•  |
  •  |
  • Edición Impresa

“Seguiremos escuchando cantar a Camilo Zapata, vamos a continuar recitando los admirables y geniales poemas de Rubén, y por supuesto, siempre estaremos viendo pelear al agresivo, incontrolable, espectacular, Alexis Argüello”, escribió don Edgar Tijerino en su libro Los Mariachis callaron, a lo que yo añadiría: “Ah, y también seguiremos leyendo las incomparables crónicas del genial, talentoso e inigualable Edgar Tijerino Mantilla”.

El maestro llega hoy a 72 años de vida, 46 de ellos dedicados al periodismo deportivo. Toda una trayectoria que se resume en el término éxito. Claro, para lograrlo ha tenido que enfrentarse a las adversidades, atravesar laberintos y derribar gigantes. Llegar hasta donde está ahora no ha sido fácil, tuvo que abrirse paso con sacrificio, sacándole el jugo a su talento, para luego burlarse de ese terrible mal al que llamamos mediocridad.

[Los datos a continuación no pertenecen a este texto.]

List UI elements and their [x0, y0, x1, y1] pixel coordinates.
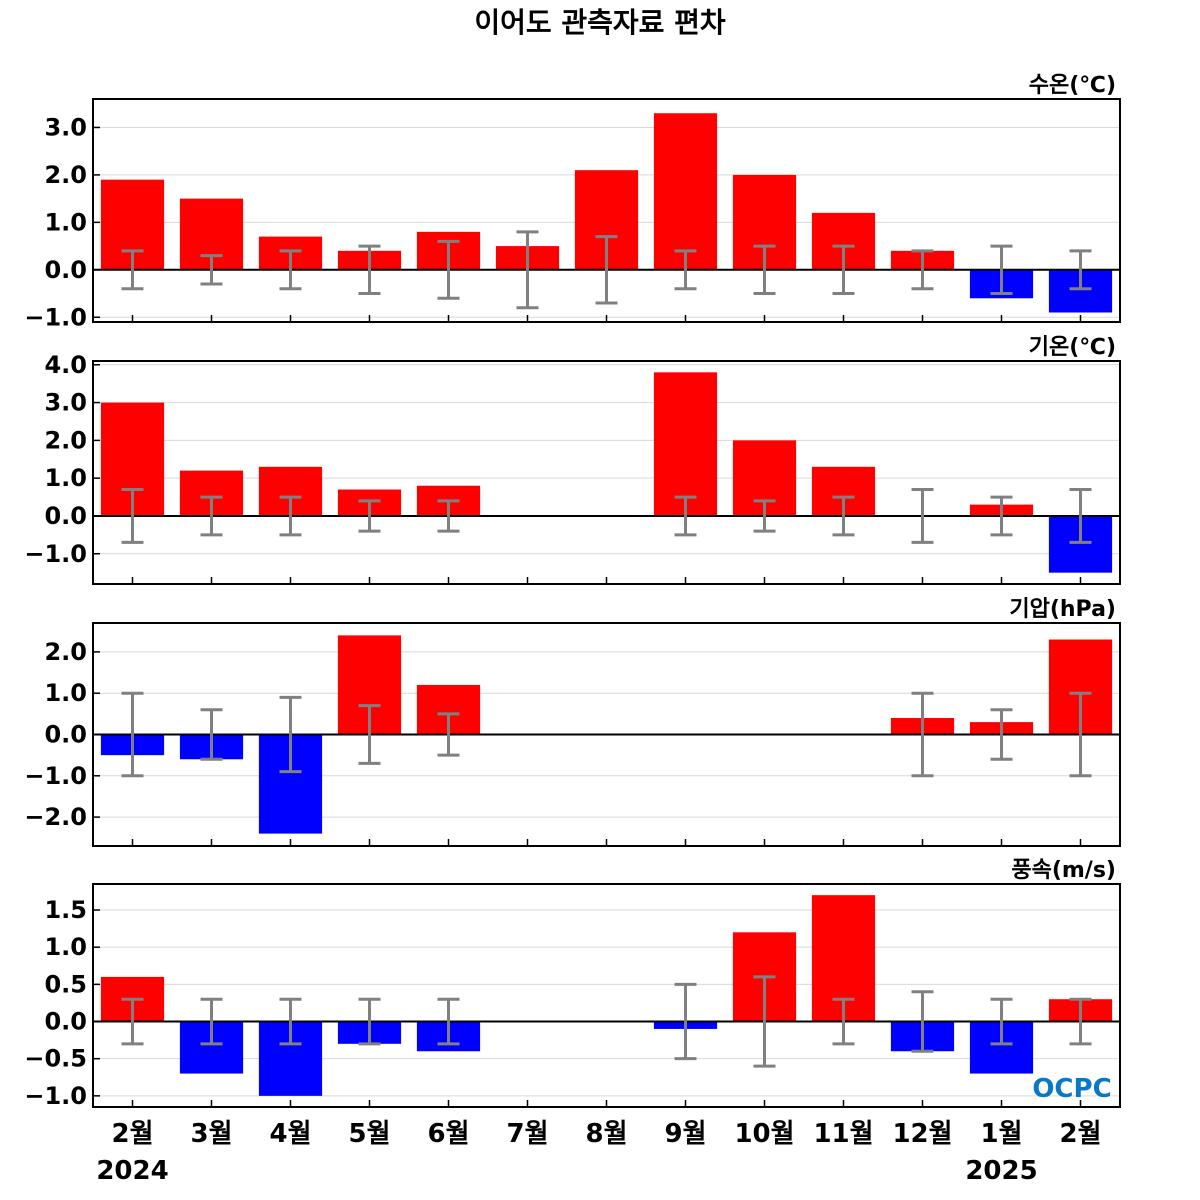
error-bar — [990, 244, 1013, 296]
error-bar — [437, 239, 460, 300]
error-bar — [990, 997, 1013, 1046]
error-bar — [437, 712, 460, 757]
y-tick-label: 0.0 — [44, 502, 87, 530]
bar — [653, 372, 718, 516]
y-tick-label: −2.0 — [24, 803, 87, 831]
y-tick-label: −1.0 — [24, 540, 87, 568]
error-bar — [358, 704, 381, 765]
y-tick-label: 0.0 — [44, 721, 87, 749]
error-bar — [1069, 997, 1092, 1046]
panel-1: −1.0 0.0 1.0 2.0 3.0 수온(℃) — [24, 73, 1121, 331]
error-bar — [121, 691, 144, 778]
x-tick-label: 2월 — [1059, 1119, 1101, 1149]
y-tick-label: 0.0 — [44, 1008, 87, 1036]
error-bar — [200, 997, 223, 1046]
error-bar — [358, 997, 381, 1046]
y-tick-label: 1.0 — [44, 679, 87, 707]
error-bar — [121, 488, 144, 544]
error-bar — [674, 982, 697, 1061]
x-axis-labels: 2월 3월 4월 5월 6월 7월 8월 9월 10월 11월 12월 1월 2월 2024 2025 — [96, 1119, 1101, 1186]
error-bar — [832, 997, 855, 1046]
error-bar — [753, 499, 776, 533]
panel-4: −1.0 −0.5 0.0 0.5 1.0 1.5 풍속(m/s) — [24, 858, 1121, 1110]
error-bar — [358, 244, 381, 296]
error-bar — [911, 249, 934, 291]
error-bar — [911, 488, 934, 544]
year-label: 2025 — [965, 1156, 1037, 1186]
chart-title: 이어도 관측자료 편차 — [474, 6, 726, 39]
y-tick-label: 0.5 — [44, 970, 87, 998]
error-bar — [279, 997, 302, 1046]
y-tick-label: 1.0 — [44, 933, 87, 961]
panel-frame — [92, 360, 1121, 585]
x-tick-label: 1월 — [980, 1119, 1022, 1149]
y-tick-label: 2.0 — [44, 426, 87, 454]
error-bar — [279, 695, 302, 774]
panel-label: 수온(℃) — [1029, 73, 1116, 98]
y-tick-label: 3.0 — [44, 113, 87, 141]
error-bar — [121, 249, 144, 291]
y-tick-label: −0.5 — [24, 1045, 87, 1073]
error-bar — [832, 244, 855, 296]
chart-panels: −1.0 0.0 1.0 2.0 3.0 수온(℃) −1.0 0.0 1.0 2.0 3.0 4.0… — [24, 73, 1121, 1110]
error-bar — [753, 975, 776, 1068]
error-bar — [595, 235, 618, 305]
bar — [653, 113, 718, 270]
x-tick-label: 7월 — [506, 1119, 548, 1149]
error-bar — [911, 691, 934, 778]
error-bar — [1069, 249, 1092, 291]
x-tick-label: 5월 — [348, 1119, 390, 1149]
y-tick-label: 2.0 — [44, 638, 87, 666]
error-bar — [911, 990, 934, 1053]
error-bar — [674, 249, 697, 291]
error-bar — [200, 708, 223, 761]
ocpc-logo: OCPC — [1032, 1074, 1111, 1104]
panel-label: 기압(hPa) — [1009, 597, 1116, 622]
panel-frame — [92, 883, 1121, 1108]
y-tick-label: −1.0 — [24, 303, 87, 331]
error-bar — [358, 499, 381, 533]
error-bar — [121, 997, 144, 1046]
x-tick-label: 11월 — [813, 1119, 873, 1149]
error-bar — [516, 230, 539, 310]
panel-3: −2.0 −1.0 0.0 1.0 2.0 기압(hPa) — [24, 597, 1121, 847]
error-bar — [990, 495, 1013, 537]
error-bar — [1069, 488, 1092, 544]
panel-label: 풍속(m/s) — [1011, 858, 1116, 883]
error-bar — [990, 708, 1013, 761]
error-bar — [674, 495, 697, 537]
x-tick-label: 2월 — [111, 1119, 153, 1149]
y-tick-label: −1.0 — [24, 1082, 87, 1110]
y-tick-label: 1.0 — [44, 464, 87, 492]
error-bar — [200, 495, 223, 537]
x-tick-label: 6월 — [427, 1119, 469, 1149]
y-tick-label: 1.5 — [44, 896, 87, 924]
x-tick-label: 12월 — [892, 1119, 952, 1149]
y-tick-label: 2.0 — [44, 161, 87, 189]
x-tick-label: 4월 — [269, 1119, 311, 1149]
x-tick-label: 10월 — [734, 1119, 794, 1149]
error-bar — [437, 997, 460, 1046]
error-bar — [437, 499, 460, 533]
x-tick-label: 9월 — [664, 1119, 706, 1149]
ocpc-logo-text: OCPC — [1032, 1074, 1111, 1104]
error-bar — [200, 254, 223, 286]
panel-2: −1.0 0.0 1.0 2.0 3.0 4.0 기온(℃) — [24, 335, 1121, 585]
y-tick-label: 0.0 — [44, 256, 87, 284]
error-bar — [832, 495, 855, 537]
x-tick-label: 3월 — [190, 1119, 232, 1149]
error-bar — [279, 249, 302, 291]
y-tick-label: −1.0 — [24, 762, 87, 790]
year-label: 2024 — [96, 1156, 168, 1186]
error-bar — [1069, 691, 1092, 778]
x-tick-label: 8월 — [585, 1119, 627, 1149]
y-tick-label: 1.0 — [44, 208, 87, 236]
error-bar — [279, 495, 302, 537]
y-tick-label: 4.0 — [44, 351, 87, 379]
y-tick-label: 3.0 — [44, 389, 87, 417]
panel-label: 기온(℃) — [1029, 335, 1116, 360]
error-bar — [753, 244, 776, 296]
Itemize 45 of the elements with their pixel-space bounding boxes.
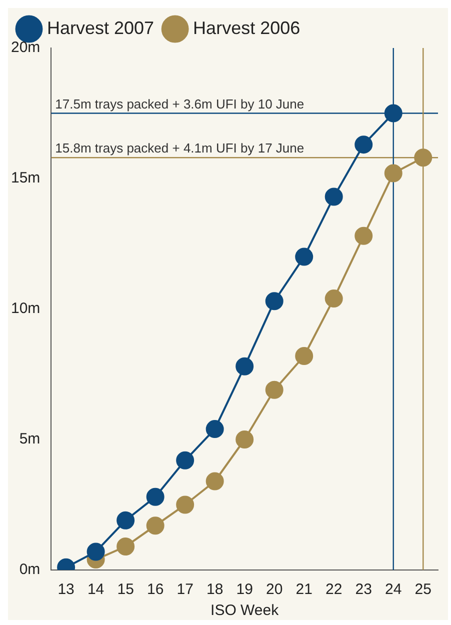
point [414, 148, 432, 167]
y-tick-label: 5m [19, 430, 40, 448]
point [206, 472, 224, 490]
ref-line-label: 17.5m trays packed + 3.6m UFI by 10 June [55, 96, 304, 112]
y-tick-label: 15m [10, 170, 40, 187]
x-tick-label: 15 [117, 581, 134, 598]
legend-label: Harvest 2006 [193, 18, 300, 38]
x-tick-label: 24 [385, 581, 402, 598]
point [116, 511, 135, 530]
x-tick-label: 18 [206, 581, 224, 598]
y-tick-label: 10m [10, 300, 40, 318]
x-tick-label: 13 [58, 581, 74, 598]
x-tick-label: 16 [146, 581, 164, 598]
point [116, 538, 135, 556]
point [384, 164, 402, 182]
point [236, 357, 254, 376]
x-tick-label: 14 [87, 581, 104, 598]
x-tick-label: 17 [176, 581, 194, 598]
point [265, 380, 284, 399]
point [236, 430, 254, 448]
x-tick-label: 25 [414, 581, 432, 598]
y-tick-label: 0m [19, 561, 40, 578]
point [265, 292, 284, 310]
point [176, 496, 194, 514]
point [176, 451, 194, 470]
point [295, 248, 314, 266]
legend-label: Harvest 2007 [47, 18, 154, 38]
point [295, 346, 314, 365]
point [146, 488, 164, 506]
x-tick-label: 22 [326, 581, 342, 598]
point [324, 290, 343, 308]
point [86, 542, 105, 561]
point [146, 516, 164, 535]
point [354, 226, 373, 245]
x-axis-title: ISO Week [210, 602, 280, 620]
point [206, 420, 224, 438]
x-tick-label: 21 [296, 581, 312, 598]
ref-line-label: 15.8m trays packed + 4.1m UFI by 17 June [55, 140, 304, 156]
x-tick-label: 23 [355, 581, 372, 598]
point [384, 104, 402, 122]
y-tick-label: 20m [10, 39, 40, 56]
x-tick-label: 19 [236, 581, 253, 598]
point [354, 136, 373, 154]
x-tick-label: 20 [266, 581, 283, 598]
point [324, 188, 343, 206]
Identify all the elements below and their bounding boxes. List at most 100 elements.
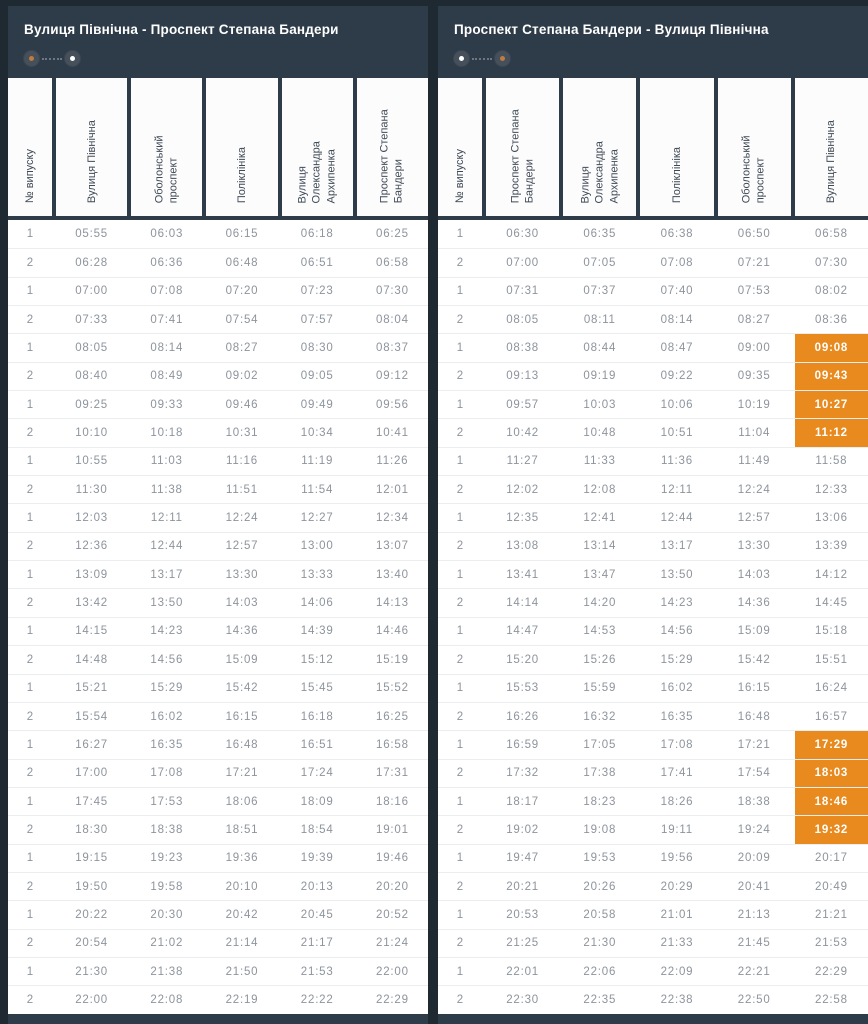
time-cell: 17:41 — [660, 767, 694, 780]
trip-number-cell: 1 — [26, 342, 34, 355]
time-cell: 14:45 — [815, 597, 848, 610]
time-cell: 07:08 — [660, 257, 694, 270]
trip-number-cell: 2 — [26, 313, 34, 326]
time-cell: 15:29 — [150, 682, 184, 695]
time-cell: 11:26 — [376, 455, 409, 468]
time-cell: 06:15 — [225, 228, 259, 241]
time-cell: 16:48 — [737, 710, 771, 723]
table-row: 1 17:45 17:53 18:06 18:09 18:16 — [8, 786, 428, 815]
time-cell: 19:01 — [376, 823, 409, 836]
table-row: 1 15:21 15:29 15:42 15:45 15:52 — [8, 673, 428, 702]
trip-number-cell: 1 — [26, 965, 34, 978]
time-cell: 09:46 — [225, 398, 259, 411]
trip-number-cell: 1 — [26, 398, 34, 411]
header-cell: Оболонський проспект — [131, 78, 203, 216]
column-label: № випуску — [453, 148, 466, 203]
time-cell: 22:08 — [150, 993, 184, 1006]
time-cell: 16:18 — [300, 710, 334, 723]
time-cell: 12:24 — [225, 512, 259, 525]
time-cell: 17:00 — [75, 767, 108, 780]
time-cell: 12:33 — [815, 483, 848, 496]
trip-number-cell: 1 — [456, 342, 464, 355]
table-row: 2 07:33 07:41 07:54 07:57 08:04 — [8, 305, 428, 333]
time-cell: 15:12 — [300, 653, 334, 666]
trip-number-cell: 1 — [456, 682, 464, 695]
trip-number-cell: 2 — [456, 823, 464, 836]
route-start-dot — [24, 51, 39, 66]
time-cell: 17:05 — [583, 738, 617, 751]
time-cell: 16:58 — [376, 738, 409, 751]
time-cell: 06:25 — [376, 228, 409, 241]
time-cell: 18:09 — [300, 795, 334, 808]
time-cell: 22:21 — [737, 965, 771, 978]
time-cell: 21:25 — [506, 937, 539, 950]
table-row: 1 13:41 13:47 13:50 14:03 14:12 — [438, 560, 868, 588]
time-cell: 19:24 — [737, 823, 771, 836]
time-cell: 13:40 — [376, 568, 409, 581]
time-cell: 09:33 — [150, 398, 184, 411]
time-cell: 08:27 — [737, 313, 771, 326]
time-cell: 13:50 — [150, 597, 184, 610]
time-cell: 18:30 — [75, 823, 108, 836]
time-cell: 20:20 — [376, 880, 409, 893]
time-cell: 09:02 — [225, 370, 259, 383]
time-cell: 19:23 — [150, 852, 184, 865]
time-cell: 12:24 — [737, 483, 771, 496]
time-cell: 14:39 — [300, 625, 334, 638]
time-cell: 14:36 — [737, 597, 771, 610]
time-cell: 13:07 — [376, 540, 409, 553]
time-cell: 13:14 — [583, 540, 617, 553]
time-cell: 19:15 — [75, 852, 108, 865]
time-cell: 07:37 — [583, 285, 617, 298]
time-cell: 21:53 — [300, 965, 334, 978]
table-row: 1 08:05 08:14 08:27 08:30 08:37 — [8, 333, 428, 361]
time-cell: 14:20 — [583, 597, 617, 610]
time-cell: 17:38 — [583, 767, 617, 780]
trip-number-cell: 2 — [456, 937, 464, 950]
trip-number-cell: 1 — [456, 568, 464, 581]
time-cell: 08:36 — [815, 313, 848, 326]
trip-number-cell: 1 — [456, 852, 464, 865]
column-label: № випуску — [23, 148, 36, 203]
time-cell: 20:10 — [225, 880, 259, 893]
trip-number-cell: 1 — [26, 795, 34, 808]
time-cell: 17:45 — [75, 795, 108, 808]
time-cell: 16:27 — [75, 738, 108, 751]
time-cell: 06:58 — [815, 228, 848, 241]
time-cell: 07:30 — [376, 285, 409, 298]
time-cell: 09:05 — [300, 370, 334, 383]
table-row: 2 12:36 12:44 12:57 13:00 13:07 — [8, 531, 428, 560]
time-cell: 15:20 — [506, 653, 539, 666]
trip-number-cell: 1 — [456, 455, 464, 468]
time-cell: 13:30 — [737, 540, 771, 553]
timetable-body: 1 06:30 06:35 06:38 06:50 06:58 2 07:00 07:05 07:… — [438, 220, 868, 1014]
table-row: 1 07:00 07:08 07:20 07:23 07:30 — [8, 276, 428, 305]
time-cell: 08:11 — [583, 313, 616, 326]
time-cell: 14:15 — [75, 625, 108, 638]
time-cell: 10:27 — [794, 391, 868, 419]
time-cell: 07:08 — [150, 285, 184, 298]
column-headers: № випуску Проспект Степана Бандери Вулиця … — [438, 78, 868, 216]
time-cell: 16:02 — [660, 682, 694, 695]
trip-number-cell: 2 — [456, 313, 464, 326]
column-label: Вулиця Олександра Архипенка — [579, 140, 620, 203]
time-cell: 11:03 — [150, 455, 183, 468]
column-label: Поліклініка — [670, 146, 683, 203]
header-cell: Поліклініка — [640, 78, 714, 216]
table-row: 2 17:00 17:08 17:21 17:24 17:31 — [8, 758, 428, 787]
table-row: 2 10:10 10:18 10:31 10:34 10:41 — [8, 418, 428, 446]
header-cell: Поліклініка — [206, 78, 278, 216]
direction-slider[interactable] — [24, 51, 80, 66]
table-row: 2 13:08 13:14 13:17 13:30 13:39 — [438, 531, 868, 560]
trip-number-cell: 2 — [456, 427, 464, 440]
trip-number-cell: 2 — [456, 483, 464, 496]
trip-number-cell: 1 — [456, 228, 464, 241]
trip-number-cell: 1 — [26, 228, 34, 241]
time-cell: 08:14 — [660, 313, 694, 326]
time-cell: 14:56 — [150, 653, 184, 666]
table-row: 1 12:35 12:41 12:44 12:57 13:06 — [438, 503, 868, 531]
time-cell: 09:13 — [506, 370, 539, 383]
time-cell: 10:51 — [660, 427, 694, 440]
time-cell: 19:53 — [583, 852, 617, 865]
direction-slider[interactable] — [454, 51, 510, 66]
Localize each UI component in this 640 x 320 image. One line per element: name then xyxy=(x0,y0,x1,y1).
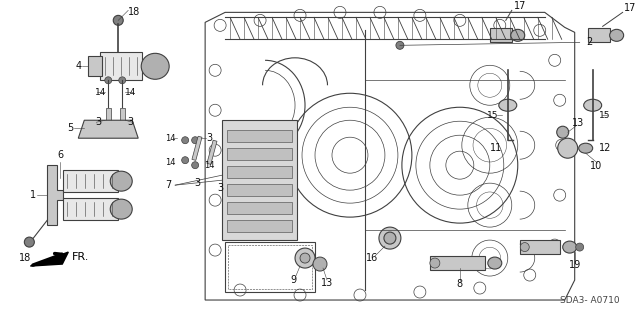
Text: 5: 5 xyxy=(67,123,74,133)
Text: 9: 9 xyxy=(290,275,296,285)
Bar xyxy=(490,28,512,42)
Ellipse shape xyxy=(584,99,602,111)
Circle shape xyxy=(24,237,35,247)
Circle shape xyxy=(576,243,584,251)
Text: 12: 12 xyxy=(598,143,611,153)
Bar xyxy=(106,108,111,136)
Bar xyxy=(88,56,102,76)
Text: 14: 14 xyxy=(125,88,136,97)
Text: 13: 13 xyxy=(321,278,333,288)
Text: SDA3- A0710: SDA3- A0710 xyxy=(560,296,620,305)
Bar xyxy=(207,140,217,164)
Text: 3: 3 xyxy=(217,183,223,193)
Circle shape xyxy=(430,258,440,268)
Polygon shape xyxy=(78,120,138,138)
Text: 13: 13 xyxy=(572,118,584,128)
Text: 14: 14 xyxy=(165,134,175,143)
Circle shape xyxy=(105,77,112,84)
Text: 6: 6 xyxy=(57,150,63,160)
Bar xyxy=(227,130,292,142)
Text: 2: 2 xyxy=(586,37,593,47)
Ellipse shape xyxy=(511,29,525,41)
Text: 17: 17 xyxy=(625,4,637,13)
Ellipse shape xyxy=(610,29,623,41)
Ellipse shape xyxy=(110,199,132,219)
Text: 8: 8 xyxy=(457,279,463,289)
Bar xyxy=(63,170,118,192)
Bar xyxy=(192,136,202,160)
Circle shape xyxy=(182,157,189,164)
Bar xyxy=(120,108,125,136)
Circle shape xyxy=(313,257,327,271)
Text: 18: 18 xyxy=(128,7,140,17)
Ellipse shape xyxy=(499,99,516,111)
Polygon shape xyxy=(30,252,68,266)
Circle shape xyxy=(300,253,310,263)
Circle shape xyxy=(396,41,404,49)
Bar xyxy=(227,220,292,232)
Bar xyxy=(222,120,297,240)
Bar xyxy=(100,52,142,80)
Bar xyxy=(588,28,610,42)
Text: 16: 16 xyxy=(366,253,378,263)
Circle shape xyxy=(191,137,198,144)
Circle shape xyxy=(520,243,529,252)
Bar xyxy=(227,166,292,178)
Circle shape xyxy=(182,137,189,144)
Text: 4: 4 xyxy=(76,61,81,71)
Circle shape xyxy=(119,77,125,84)
Ellipse shape xyxy=(110,171,132,191)
Bar xyxy=(227,202,292,214)
Text: 3: 3 xyxy=(95,117,101,127)
Text: 14: 14 xyxy=(95,88,106,97)
Circle shape xyxy=(557,126,569,138)
Circle shape xyxy=(191,162,198,169)
Text: 15: 15 xyxy=(599,111,611,120)
Text: 3: 3 xyxy=(206,133,212,143)
Circle shape xyxy=(295,248,315,268)
Ellipse shape xyxy=(488,257,502,269)
Text: 14: 14 xyxy=(204,161,214,170)
Text: FR.: FR. xyxy=(72,252,89,262)
Bar xyxy=(225,242,315,292)
Circle shape xyxy=(384,232,396,244)
Bar xyxy=(63,198,118,220)
Bar xyxy=(227,184,292,196)
Bar xyxy=(430,256,485,270)
Bar xyxy=(228,245,312,289)
Text: 10: 10 xyxy=(589,161,602,171)
Text: 3: 3 xyxy=(194,178,200,188)
Bar xyxy=(520,240,560,254)
Ellipse shape xyxy=(141,53,169,79)
Polygon shape xyxy=(47,165,63,225)
Text: 14: 14 xyxy=(165,158,175,167)
Text: 1: 1 xyxy=(30,190,36,200)
Bar xyxy=(227,148,292,160)
Text: 11: 11 xyxy=(490,143,502,153)
Circle shape xyxy=(379,227,401,249)
Circle shape xyxy=(113,15,124,25)
Text: 7: 7 xyxy=(165,180,172,190)
Text: 18: 18 xyxy=(19,253,31,263)
Text: 3: 3 xyxy=(127,117,133,127)
Text: 17: 17 xyxy=(513,1,526,12)
Circle shape xyxy=(557,138,578,158)
Text: 19: 19 xyxy=(568,260,581,270)
Ellipse shape xyxy=(579,143,593,153)
Ellipse shape xyxy=(563,241,577,253)
Text: 15: 15 xyxy=(487,111,499,120)
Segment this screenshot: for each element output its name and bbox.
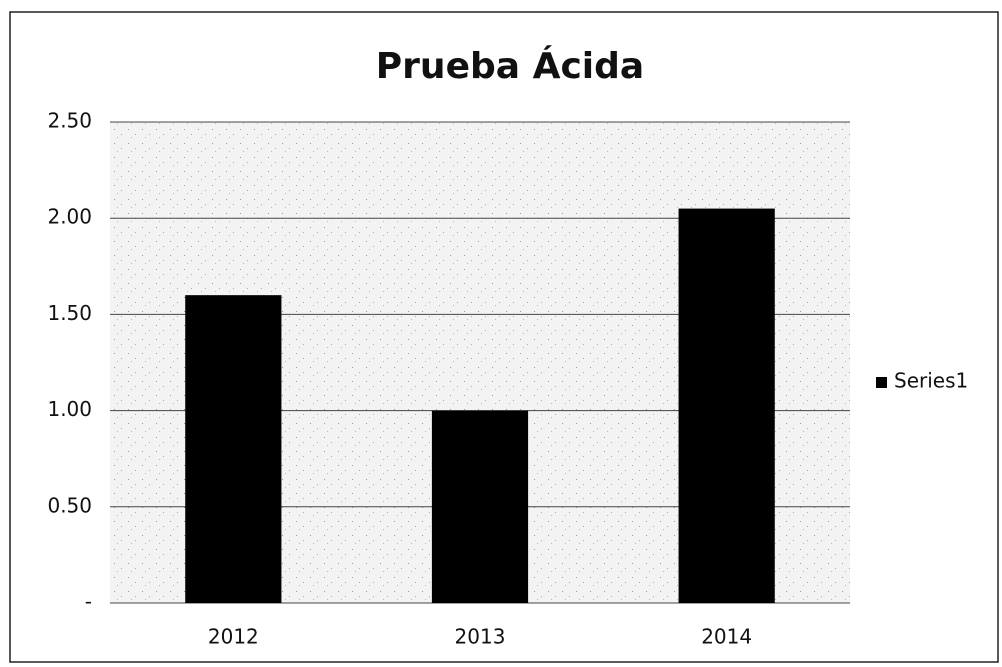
y-tick-label: 1.00 — [47, 397, 92, 421]
y-tick-label: 1.50 — [47, 301, 92, 325]
legend-label: Series1 — [894, 369, 968, 393]
bar — [431, 410, 529, 603]
legend-marker — [876, 377, 887, 388]
y-tick-label: 2.50 — [47, 109, 92, 133]
x-tick-label: 2014 — [701, 625, 752, 649]
bar — [678, 208, 775, 603]
bar — [185, 295, 282, 603]
y-tick-label: 2.00 — [47, 205, 92, 229]
y-tick-label: 0.50 — [47, 493, 92, 517]
y-tick-label: - — [85, 590, 92, 614]
x-tick-label: 2013 — [455, 625, 506, 649]
x-tick-label: 2012 — [208, 625, 259, 649]
chart-title: Prueba Ácida — [376, 45, 644, 87]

Las posibilidades de que volvamos a ver a otro personaje capaz de marcar un antes y un después en la crónica deportiva nicaragüense, son limitadas, casi nulas. Para ello habría que superar a Tijerino, misión que es tan difícil como lo fue vencer a Argüello o Mohamed Alí, tan complicada como nadar más rápido que Michael Phelps, tan improbable como correr más veloz que ese relámpago jamaiquino llamado Usain Bolt.

Capaz de atravesar con elegancia y estilo propio la delgada línea que separa al periodismo de la literatura, Edgar llegó a la crónica deportiva inyectado de un atrevimiento espectacular, provocando asombro desde sus primeros escritos, marcando el inicio de lo que pronto llegaría a ser una escuela. No tardó mucho en convertirse en el mejor, alcanzando niveles insospechados, estableciéndose en una posición más alta que la cúspide del Monte Everest, dejando un reto inmenso a las nuevas generaciones de cronistas.

¡Cómo olvidarlo!

Tijerino, al igual que grandes figuras del deporte como Michael Jordan, Roberto Durán, Mohamed Alí y Babe Ruth, es irrepetible, sencillamente no tiene fotocopia. Similar a esos increíbles atletas, Tijerino permanecerá en pie por siempre, su carrera ya es una leyenda, de esas que permanecen perennemente en la memoria colectiva de la sociedad. Su legado tanto como ser humano integral y como profesional dedicado será imborrable.

No hay manera de que los nicaragüenses podamos olvidar al señor calvo que triunfó en la televisión, al hombre ronco que sobresalió en la radio o al brillante escritor que tecleaba usando solamente el dedo índice de la mano derecha. Difícilmente olvidaremos el famoso programa Doble Play y la siempre interesante columna Punto y Aparte. En nuestra memoria siempre estarán presentes los inigualables títulos de las crónicas de Tijerino.

Tampoco podremos olvidar al hombre valiente que, sin importar quiénes estuvieran en el poder, criticaba al sistema, usando como puente sus crónicas deportivas. ¡Cómo olvidar al varón íntegro, sincero, justo, humilde, feliz y talentoso que por más de cuatro décadas nos ha impactado con su personalidad! Es casi imposible. ¡Cómo no recordar al hombre que despierta cada mañana dispuesto a ser mejor que el día anterior, pese a ser considerado insuperable desde hace mucho, pero mucho tiempo! Eso será una tarea pendiente. Edgar será recordado por siempre. La razón es sencilla: Tijerino es de esas personas que no nacen todos los días, de esas mismas que a base de talento y sacrificio construyen su historia de éxito, de esas que permanecerán en pie por siempre, tan solo porque son irrepetibles e insuperables. Cada vez que miremos o recordemos a Edgar, aparecerá esa pregunta terca: ¿Cuándo otro como él? Sin embargo, creo que lo mejor es, por ahora, seguir disfrutando de todo lo que Tijerino tenga por ofrecernos, pues su pluma todavía sigue escribiendo, su motivación permanece intacta, su pasión todavía arde intensamente, la fuente de metáforas sigue fluyendo y el famoso dedo índice de la mano derecha aún sigue tecleando. ¡Salud, don Edgar!